If you can let us know when you’re coming through the Whites I’m sure I can arrange some trail magic. I’ve been known to hike up on the ridges in the heat of summer with ice cream and beer for the NoBos.

No,. None at all until the last 2 years.

Not enough, that’s for damn sure. But I’ve been working the treadmill at my apartment complex. Hopefully an hour a day or more between now and when I leave. Surprisingly, many successful thru-hikers will tell you that training for a hike is a waste of time.

The mental/emotional part of it.

Including clothes and fully loaded with food, ~40 pounds.

Frogg Toggs to start with, a poncho in summer.

Some places, yeah, and yes they’re always trying to fix that. It even goes directly through some smaller towns.

95% as I go. maildrops mostly only for prescription meds and a few other specific things.

Brother, if I make it to the Whites, it will be magic. And I will take that beer.

First of all, best of luck–I hope you make it the whole way.

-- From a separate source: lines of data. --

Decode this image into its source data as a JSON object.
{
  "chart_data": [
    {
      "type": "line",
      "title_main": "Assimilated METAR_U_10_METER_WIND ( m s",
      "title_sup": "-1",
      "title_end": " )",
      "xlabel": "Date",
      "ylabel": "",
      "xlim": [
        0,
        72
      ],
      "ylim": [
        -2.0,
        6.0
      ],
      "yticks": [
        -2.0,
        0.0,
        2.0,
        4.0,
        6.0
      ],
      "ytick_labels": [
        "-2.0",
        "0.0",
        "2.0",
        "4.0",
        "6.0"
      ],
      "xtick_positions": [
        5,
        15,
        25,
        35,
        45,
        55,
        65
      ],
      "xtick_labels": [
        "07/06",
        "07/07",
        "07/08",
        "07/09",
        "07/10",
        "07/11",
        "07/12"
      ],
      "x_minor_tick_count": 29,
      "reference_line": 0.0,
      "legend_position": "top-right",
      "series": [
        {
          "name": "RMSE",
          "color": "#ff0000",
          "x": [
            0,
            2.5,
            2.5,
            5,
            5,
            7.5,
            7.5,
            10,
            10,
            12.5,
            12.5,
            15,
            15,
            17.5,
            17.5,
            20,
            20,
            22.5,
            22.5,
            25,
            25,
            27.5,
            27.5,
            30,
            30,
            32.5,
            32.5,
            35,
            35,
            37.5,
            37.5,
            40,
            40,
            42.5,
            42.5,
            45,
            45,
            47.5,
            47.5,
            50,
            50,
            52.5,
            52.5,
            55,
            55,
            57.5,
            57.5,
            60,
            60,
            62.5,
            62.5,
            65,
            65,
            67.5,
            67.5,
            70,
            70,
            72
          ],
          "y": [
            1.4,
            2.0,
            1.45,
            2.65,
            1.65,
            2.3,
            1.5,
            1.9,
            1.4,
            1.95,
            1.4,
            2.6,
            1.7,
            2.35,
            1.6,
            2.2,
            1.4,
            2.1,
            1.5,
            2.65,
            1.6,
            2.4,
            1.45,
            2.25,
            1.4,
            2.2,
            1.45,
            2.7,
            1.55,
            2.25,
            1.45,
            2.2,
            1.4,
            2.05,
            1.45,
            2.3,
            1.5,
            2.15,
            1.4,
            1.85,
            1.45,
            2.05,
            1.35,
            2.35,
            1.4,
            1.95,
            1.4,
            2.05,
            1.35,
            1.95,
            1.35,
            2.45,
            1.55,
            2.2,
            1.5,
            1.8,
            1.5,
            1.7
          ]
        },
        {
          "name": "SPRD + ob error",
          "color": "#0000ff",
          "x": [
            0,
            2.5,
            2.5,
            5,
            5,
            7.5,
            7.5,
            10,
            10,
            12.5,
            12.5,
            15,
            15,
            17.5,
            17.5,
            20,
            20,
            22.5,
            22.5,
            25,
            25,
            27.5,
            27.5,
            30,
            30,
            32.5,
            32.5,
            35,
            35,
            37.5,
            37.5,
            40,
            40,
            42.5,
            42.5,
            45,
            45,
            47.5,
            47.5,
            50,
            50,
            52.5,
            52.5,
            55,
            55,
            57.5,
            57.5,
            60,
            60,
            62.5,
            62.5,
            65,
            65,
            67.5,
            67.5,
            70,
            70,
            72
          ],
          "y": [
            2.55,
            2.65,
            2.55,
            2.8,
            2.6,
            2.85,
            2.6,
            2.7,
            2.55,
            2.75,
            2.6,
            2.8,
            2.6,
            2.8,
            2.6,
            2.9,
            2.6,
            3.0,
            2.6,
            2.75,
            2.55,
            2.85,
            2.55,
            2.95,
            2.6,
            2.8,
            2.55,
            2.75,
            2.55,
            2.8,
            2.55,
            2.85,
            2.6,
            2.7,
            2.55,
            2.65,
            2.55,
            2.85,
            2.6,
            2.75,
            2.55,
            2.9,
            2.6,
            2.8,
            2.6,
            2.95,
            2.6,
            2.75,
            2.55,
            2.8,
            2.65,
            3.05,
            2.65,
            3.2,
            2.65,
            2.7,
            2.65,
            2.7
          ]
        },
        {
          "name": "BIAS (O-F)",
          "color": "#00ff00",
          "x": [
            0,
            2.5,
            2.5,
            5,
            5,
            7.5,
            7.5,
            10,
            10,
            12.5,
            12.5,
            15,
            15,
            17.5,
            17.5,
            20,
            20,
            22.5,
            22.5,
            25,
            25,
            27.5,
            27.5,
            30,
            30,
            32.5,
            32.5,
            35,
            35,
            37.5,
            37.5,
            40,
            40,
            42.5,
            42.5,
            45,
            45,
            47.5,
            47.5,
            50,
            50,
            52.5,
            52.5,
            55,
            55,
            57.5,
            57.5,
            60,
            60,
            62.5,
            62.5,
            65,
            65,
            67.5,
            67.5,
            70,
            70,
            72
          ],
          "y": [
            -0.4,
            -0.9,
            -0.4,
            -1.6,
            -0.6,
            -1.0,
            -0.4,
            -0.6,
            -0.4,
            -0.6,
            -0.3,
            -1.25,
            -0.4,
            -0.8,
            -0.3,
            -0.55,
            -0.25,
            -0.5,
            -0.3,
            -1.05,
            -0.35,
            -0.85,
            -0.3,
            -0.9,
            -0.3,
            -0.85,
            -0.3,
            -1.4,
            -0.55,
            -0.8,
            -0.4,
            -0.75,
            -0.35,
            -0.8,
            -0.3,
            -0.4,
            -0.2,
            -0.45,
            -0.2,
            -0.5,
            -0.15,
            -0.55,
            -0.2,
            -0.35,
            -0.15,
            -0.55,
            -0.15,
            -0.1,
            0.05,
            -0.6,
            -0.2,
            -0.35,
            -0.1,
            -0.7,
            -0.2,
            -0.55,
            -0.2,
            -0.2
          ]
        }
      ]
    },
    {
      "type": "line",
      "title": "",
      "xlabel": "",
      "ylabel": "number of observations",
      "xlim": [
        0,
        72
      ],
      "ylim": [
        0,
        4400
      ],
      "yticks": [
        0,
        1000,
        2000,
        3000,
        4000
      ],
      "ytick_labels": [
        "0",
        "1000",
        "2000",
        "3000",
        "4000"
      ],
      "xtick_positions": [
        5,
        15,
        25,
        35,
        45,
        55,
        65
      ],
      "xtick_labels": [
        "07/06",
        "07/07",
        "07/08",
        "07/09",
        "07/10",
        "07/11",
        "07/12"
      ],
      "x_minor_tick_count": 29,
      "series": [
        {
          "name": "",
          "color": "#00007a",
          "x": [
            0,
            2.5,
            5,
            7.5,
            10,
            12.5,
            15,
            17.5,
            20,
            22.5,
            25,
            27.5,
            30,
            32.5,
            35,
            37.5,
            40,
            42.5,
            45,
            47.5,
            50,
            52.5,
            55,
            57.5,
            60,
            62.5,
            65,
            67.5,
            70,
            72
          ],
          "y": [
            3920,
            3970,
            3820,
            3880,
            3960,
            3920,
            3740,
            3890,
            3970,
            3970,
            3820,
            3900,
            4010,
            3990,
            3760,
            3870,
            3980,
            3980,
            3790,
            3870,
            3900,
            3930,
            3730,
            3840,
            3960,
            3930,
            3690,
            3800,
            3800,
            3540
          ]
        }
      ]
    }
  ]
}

Second, I was just reading last night about backpacks that have a solar panel that will allow you to charge a cell phone or iPod or whatever. You just need the charger you’d use in your car. I totally understand wanting to leave it all behind, but in case you change your mind… Juice Bags

Third–total aside–I met a girl in October of 2001 who was out on the trail on 9/11 with a group of people doing maintenance on the trail. They didn’t get to a town until 9/14 or 9/15, so it was pretty shocking for all of them to learn what had happened.

What is a good budgetary figure for a through hike?